Z Kardiol. 1993;82 Suppl 2:183-5.
Contradicting previous views that reperfusion therapy in acute myocardial infarction has to be restricted to the first 4 to 6 h, the paradigm of thrombolysis in acute myocardial infarction has to be expanded to 12 h, since the results of the LATE study have been published. While early thrombolysis (up to 90 min) aims towards myocardial salvage, the benefit of late reperfusion seems to depend on an improved myocardial remodeling and on rhythmic stabilization (open artery hypothesis).

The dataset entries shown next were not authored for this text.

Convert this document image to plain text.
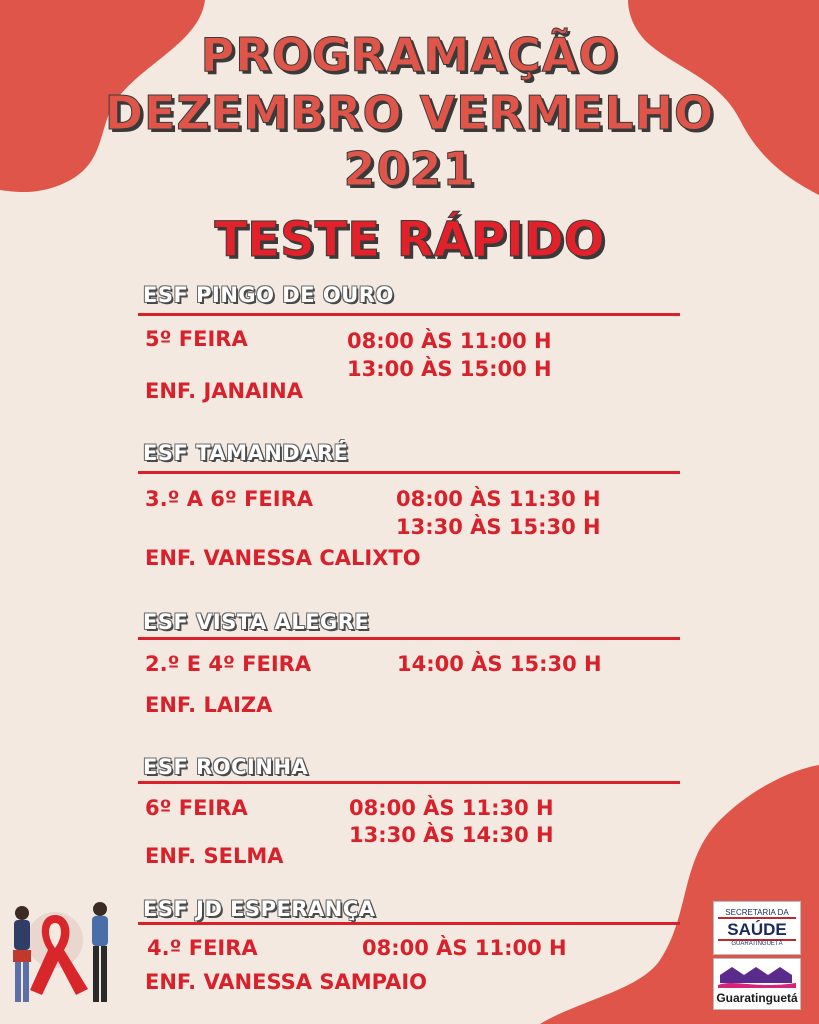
PROGRAMAÇÃO
DEZEMBRO VERMELHO
2021
TESTE RÁPIDO
ESF PINGO DE OURO
5º FEIRA	08:00 ÀS 11:00 H
13:00 ÀS 15:00 H
ENF. JANAINA
ESF TAMANDARÉ
3.º A 6º FEIRA	08:00 ÀS 11:30 H
13:30 ÀS 15:30 H
ENF. VANESSA CALIXTO
ESF VISTA ALEGRE
2.º E 4º FEIRA	14:00 ÀS 15:30 H
ENF. LAIZA
ESF ROCINHA
6º FEIRA	08:00 ÀS 11:30 H
13:30 ÀS 14:30 H
ENF. SELMA
ESF JD ESPERANÇA
4.º FEIRA	08:00 ÀS 11:00 H
ENF. VANESSA SAMPAIO
SECRETARIA DA
SAÚDE
GUARATINGUETÁ
Guaratinguetá
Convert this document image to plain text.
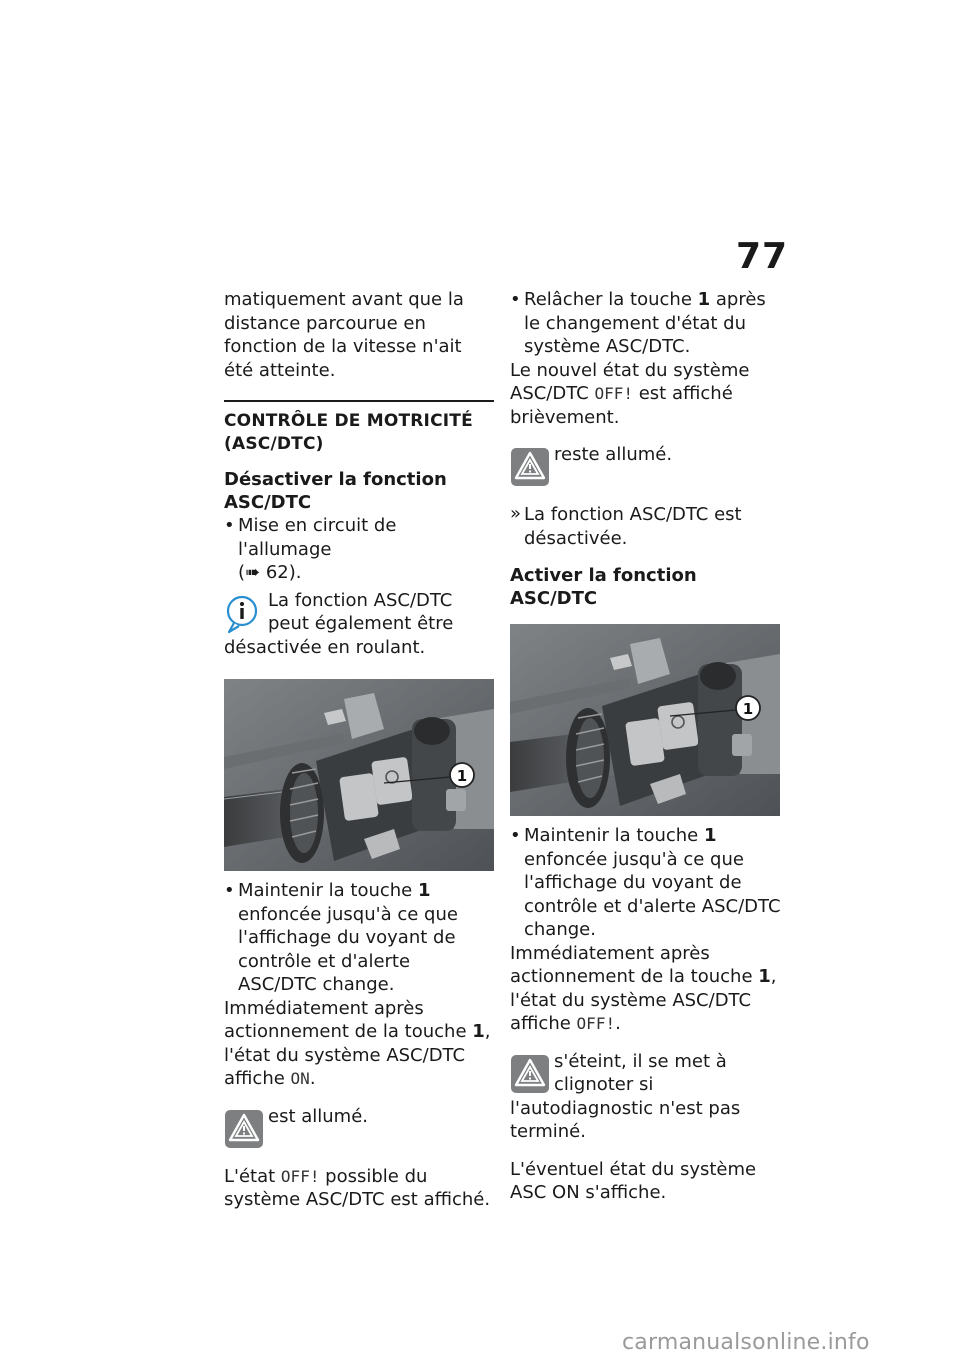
77

matiquement avant que la distance parcourue en fonction de la vitesse n'ait été atteinte.

CONTRÔLE DE MOTRICITÉ (ASC/DTC)
Désactiver la fonction ASC/DTC
• Mise en circuit de l'allumage
(➠ 62).
La fonction ASC/DTC peut également être désactivée en roulant.
1
• Maintenir la touche 1 enfoncée jusqu'à ce que l'affichage du voyant de contrôle et d'alerte ASC/DTC change.

Immédiatement après actionnement de la touche 1, l'état du système ASC/DTC affiche ON.

est allumé.

L'état OFF! possible du système ASC/DTC est affiché.

• Relâcher la touche 1 après le changement d'état du système ASC/DTC.

Le nouvel état du système ASC/DTC OFF! est affiché brièvement.

reste allumé.
» La fonction ASC/DTC est désactivée.
Activer la fonction ASC/DTC
1
• Maintenir la touche 1 enfoncée jusqu'à ce que l'affichage du voyant de contrôle et d'alerte ASC/DTC change.

Immédiatement après actionnement de la touche 1, l'état du système ASC/DTC affiche OFF!.

s'éteint, il se met à clignoter si l'autodiagnostic n'est pas terminé.

L'éventuel état du système ASC ON s'affiche.

carmanualsonline.info
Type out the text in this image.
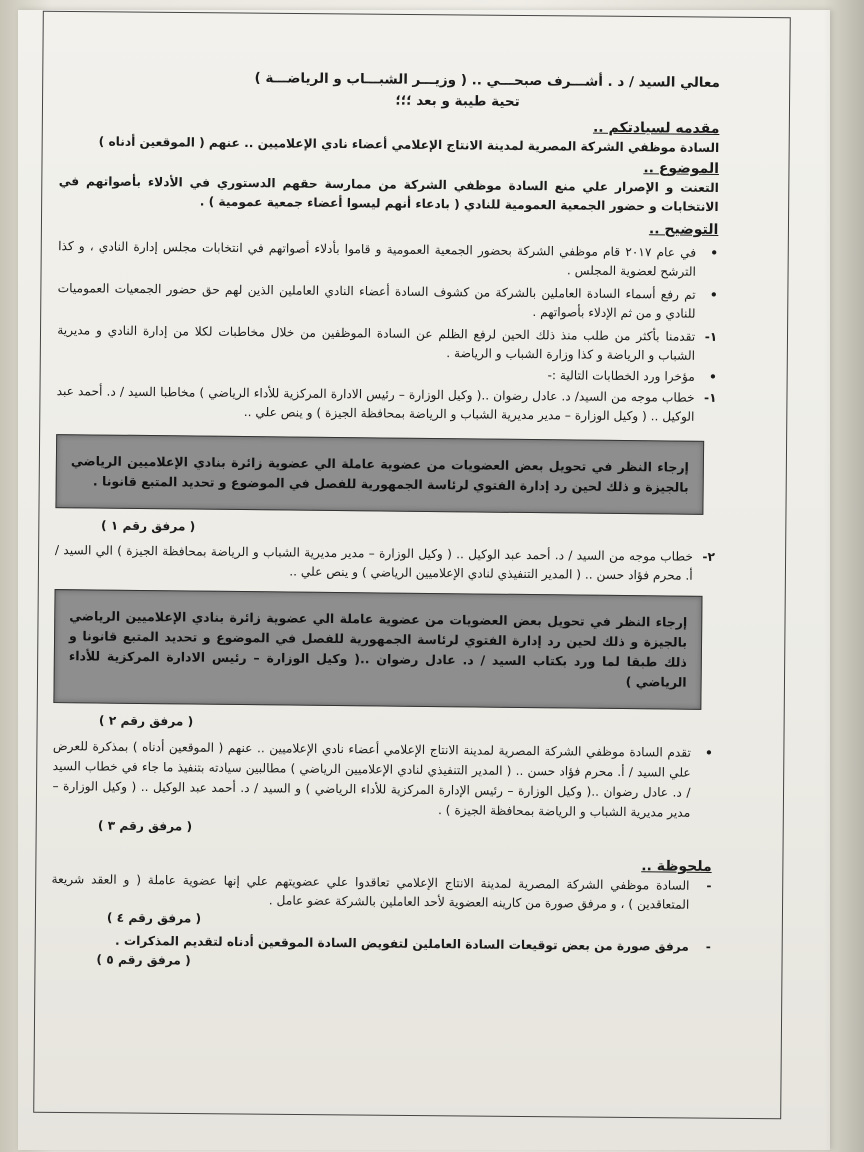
معالي السيد / د . أشـــرف صبحـــي .. ( وزيـــر الشبـــاب و الرياضـــة )
تحية طيبة و بعد ؛؛؛
مقدمه لسيادتكم ..
السادة موظفي الشركة المصرية لمدينة الانتاج الإعلامي أعضاء نادي الإعلاميين .. عنهم ( الموقعين أدناه )
الموضوع ..
التعنت و الإصرار علي منع السادة موظفي الشركة من ممارسة حقهم الدستوري في الأدلاء بأصواتهم في الانتخابات و حضور الجمعية العمومية للنادي ( بادعاء أنهم ليسوا أعضاء جمعية عمومية ) .
التوضيح ..
•
في عام ٢٠١٧ قام موظفي الشركة بحضور الجمعية العمومية و قاموا بأدلاء أصواتهم في انتخابات مجلس إدارة النادي ، و كذا الترشح لعضوية المجلس .
•
تم رفع أسماء السادة العاملين بالشركة من كشوف السادة أعضاء النادي العاملين الذين لهم حق حضور الجمعيات العموميات للنادي و من ثم الإدلاء بأصواتهم .
١-
تقدمنا بأكثر من طلب منذ ذلك الحين لرفع الظلم عن السادة الموظفين من خلال مخاطبات لكلا من إدارة النادي و مديرية الشباب و الرياضة و كذا وزارة الشباب و الرياضة .
•
مؤخرا ورد الخطابات التالية :-
١-
خطاب موجه من السيد/ د. عادل رضوان ..( وكيل الوزارة – رئيس الادارة المركزية للأداء الرياضي ) مخاطبا السيد / د. أحمد عبد الوكيل .. ( وكيل الوزارة – مدير مديرية الشباب و الرياضة بمحافظة الجيزة ) و ينص علي ..
إرجاء النظر في تحويل بعض العضويات من عضوية عاملة الي عضوية زائرة بنادي الإعلاميين الرياضي بالجيزة و ذلك لحين رد إدارة الفتوي لرئاسة الجمهورية للفصل في الموضوع و تحديد المتبع قانونا .
( مرفق رقم ١ )
٢-
خطاب موجه من السيد / د. أحمد عبد الوكيل .. ( وكيل الوزارة – مدير مديرية الشباب و الرياضة بمحافظة الجيزة ) الي السيد / أ. محرم فؤاد حسن .. ( المدير التنفيذي لنادي الإعلاميين الرياضي ) و ينص علي ..
إرجاء النظر في تحويل بعض العضويات من عضوية عاملة الي عضوية زائرة بنادي الإعلاميين الرياضي بالجيزة و ذلك لحين رد إدارة الفتوي لرئاسة الجمهورية للفصل في الموضوع و تحديد المتبع قانونا و ذلك طبقا لما ورد بكتاب السيد / د. عادل رضوان ..( وكيل الوزارة – رئيس الادارة المركزية للأداء الرياضي )
( مرفق رقم ٢ )
•
تقدم السادة موظفي الشركة المصرية لمدينة الانتاج الإعلامي أعضاء نادي الإعلاميين .. عنهم ( الموقعين أدناه ) بمذكرة للعرض علي السيد / أ. محرم فؤاد حسن .. ( المدير التنفيذي لنادي الإعلاميين الرياضي ) مطالبين سيادته بتنفيذ ما جاء في خطاب السيد / د. عادل رضوان ..( وكيل الوزارة – رئيس الإدارة المركزية للأداء الرياضي ) و السيد / د. أحمد عبد الوكيل .. ( وكيل الوزارة – مدير مديرية الشباب و الرياضة بمحافظة الجيزة ) .
( مرفق رقم ٣ )
ملحوظة ..
-
السادة موظفي الشركة المصرية لمدينة الانتاج الإعلامي تعاقدوا علي عضويتهم علي إنها عضوية عاملة ( و العقد شريعة المتعاقدين ) ، و مرفق صورة من كارينه العضوية لأحد العاملين بالشركة عضو عامل .
( مرفق رقم ٤ )
-
مرفق صورة من بعض توقيعات السادة العاملين لتفويض السادة الموقعين أدناه لتقديم المذكرات .
( مرفق رقم ٥ )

Today the value of late reperfusion therapy can be regarded as proven in a clinical setting, the mechanisms of late reperfusion therapy, however, still remain to be settled.
与之前认为急性心肌梗死再灌注治疗必须限制在发病后的最初4至6小时的观点相反,急性心肌梗死溶栓治疗的范例必须扩展至12小时,因为LATE研究的结果已经公布。早期溶栓(至90分钟)旨在挽救心肌,而晚期再灌注的益处似乎取决于改善心肌重构和节律稳定(开放动脉假说)。如今,晚期再灌注治疗在临床环境中的价值已被视为得到证实,然而,晚期再灌注治疗的机制仍有待确定。